In 1515 included patients, complete ENT symptomatology was recorded in which smell disorder was detected in 843 patients (55.6%), and taste disorder was detected in 746 patients (49.2%). Meanwhile, other ENT manifestations were runny nose or rhinorrhea reported in 323 patients (21.3%), nasal congestion and blockage manifested in 398 patients (26.3%), sore throat reported in 420 patients (25.7%), headache presented in 648 patients (42.8%), sneezing in 54 patients (3.6%), and URTI reported in 119 patients (7.9%) (Fig. 2), while non-ENT manifestations in those patients were fever in 869 patients (57.4%), cough in 1058 patients (69.8%), dyspnea in 336 patients (22.2%), arthralgia/myalgia in 674 patients (44.5%), asthenia/fatigue in 556 patients (36.7%), and loss of appetite in 414 (27.3%) (Fig. 3).

Fig. 2
figure 2

ENT symptomatology of COVID-19

Fig. 3
figure 3

General manifestations other than ENT symptoms in COVID-19


A novel coronavirus (CoV) epidemic, produced by the severe acute respiratory syndrome coronavirus-2 (SARS-CoV-2), began in December 2019 from China [4, 7]. On February 11, 2020, the WHO named the disease caused by this novel virus as COVID-19. The widespread transmission and infectivity of COVID-19 marks it as a significant pathogen with a considerable health threat [32].

COVID-19 manifests with a wide clinical range extending from no symptoms to multi-organ dysfunctions and septic shock. Despite its rapid distribution worldwide, the clinical features of COVID-19 remain to a variable extent non-specific [6,7,8, 32].

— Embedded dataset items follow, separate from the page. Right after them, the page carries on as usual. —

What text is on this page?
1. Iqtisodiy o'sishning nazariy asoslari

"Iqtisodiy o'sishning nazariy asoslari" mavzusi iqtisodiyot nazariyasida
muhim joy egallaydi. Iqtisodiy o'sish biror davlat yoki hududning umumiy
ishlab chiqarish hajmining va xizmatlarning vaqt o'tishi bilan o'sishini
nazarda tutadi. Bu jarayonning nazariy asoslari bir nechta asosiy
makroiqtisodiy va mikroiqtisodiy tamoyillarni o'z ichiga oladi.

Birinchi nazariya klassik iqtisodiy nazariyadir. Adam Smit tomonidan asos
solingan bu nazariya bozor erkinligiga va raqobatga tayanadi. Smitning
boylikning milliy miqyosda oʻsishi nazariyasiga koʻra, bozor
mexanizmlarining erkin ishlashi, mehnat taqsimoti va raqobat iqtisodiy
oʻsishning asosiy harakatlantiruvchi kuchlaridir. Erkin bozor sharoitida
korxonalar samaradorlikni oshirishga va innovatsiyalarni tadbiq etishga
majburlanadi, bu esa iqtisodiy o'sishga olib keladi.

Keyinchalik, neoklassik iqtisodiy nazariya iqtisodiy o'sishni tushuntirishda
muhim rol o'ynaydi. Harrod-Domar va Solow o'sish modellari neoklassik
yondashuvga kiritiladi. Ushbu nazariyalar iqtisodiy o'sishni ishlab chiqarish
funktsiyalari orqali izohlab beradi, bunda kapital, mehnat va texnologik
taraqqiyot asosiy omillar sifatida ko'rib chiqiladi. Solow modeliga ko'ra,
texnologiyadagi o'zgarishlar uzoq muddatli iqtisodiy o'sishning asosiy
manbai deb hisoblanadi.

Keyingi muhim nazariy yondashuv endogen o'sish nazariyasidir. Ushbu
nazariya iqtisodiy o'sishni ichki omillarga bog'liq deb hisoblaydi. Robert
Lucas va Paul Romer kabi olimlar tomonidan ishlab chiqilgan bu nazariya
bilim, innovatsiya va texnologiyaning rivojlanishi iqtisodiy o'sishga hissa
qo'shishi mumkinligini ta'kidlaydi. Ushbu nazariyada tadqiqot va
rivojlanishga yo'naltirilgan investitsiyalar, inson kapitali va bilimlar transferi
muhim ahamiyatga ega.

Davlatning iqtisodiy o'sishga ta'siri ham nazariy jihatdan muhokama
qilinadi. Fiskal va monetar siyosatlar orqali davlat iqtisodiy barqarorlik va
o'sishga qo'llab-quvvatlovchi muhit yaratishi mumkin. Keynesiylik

The nasal, nasopharyngeal, and/or the orpharyngeal tissues are part of the main harbor locations of the infection, main site of sample taking for testing, and a main source of infection transmission. However, most COVID-19 published studies are focused on the lower respiratory tract manifestation and sequels because of their life-threatening potentiality [7, 32].

Meanwhile, the literature on ENT manifestation during COVID-19 infection remains growing. Thus, there is value in studying smell dysfunction and other ENT manifestations of such novel virus and there is a need to recognize the defining smell dysfunction epidemiological and clinical characteristics in COVID-19 with more precision.

In the current review of literature, we tried to collect the data concerning the smell disorders associated with laboratory-confirmed COVID-19 cases in only the peer-reviewed and published papers to provide an up-to-date delineation of the olfactory clinical characteristics and incidence in COVID-19 patients to help ENT and other physicians dealing with COVID-19 to understand and approach such cases and assist in data building up for this novel disease.

The results of the current study agree with previous reports [6,7,8] that fever (recounted in 57.4% of the included patients) and cough (reported in 69.8%) are the principal symptoms of COVID-19 whereas gastrointestinal and ENT symptoms were less common, suggesting the difference in viral tropism as compared with influenza, SARS-CoV, and MERS-CoV [4, 21] .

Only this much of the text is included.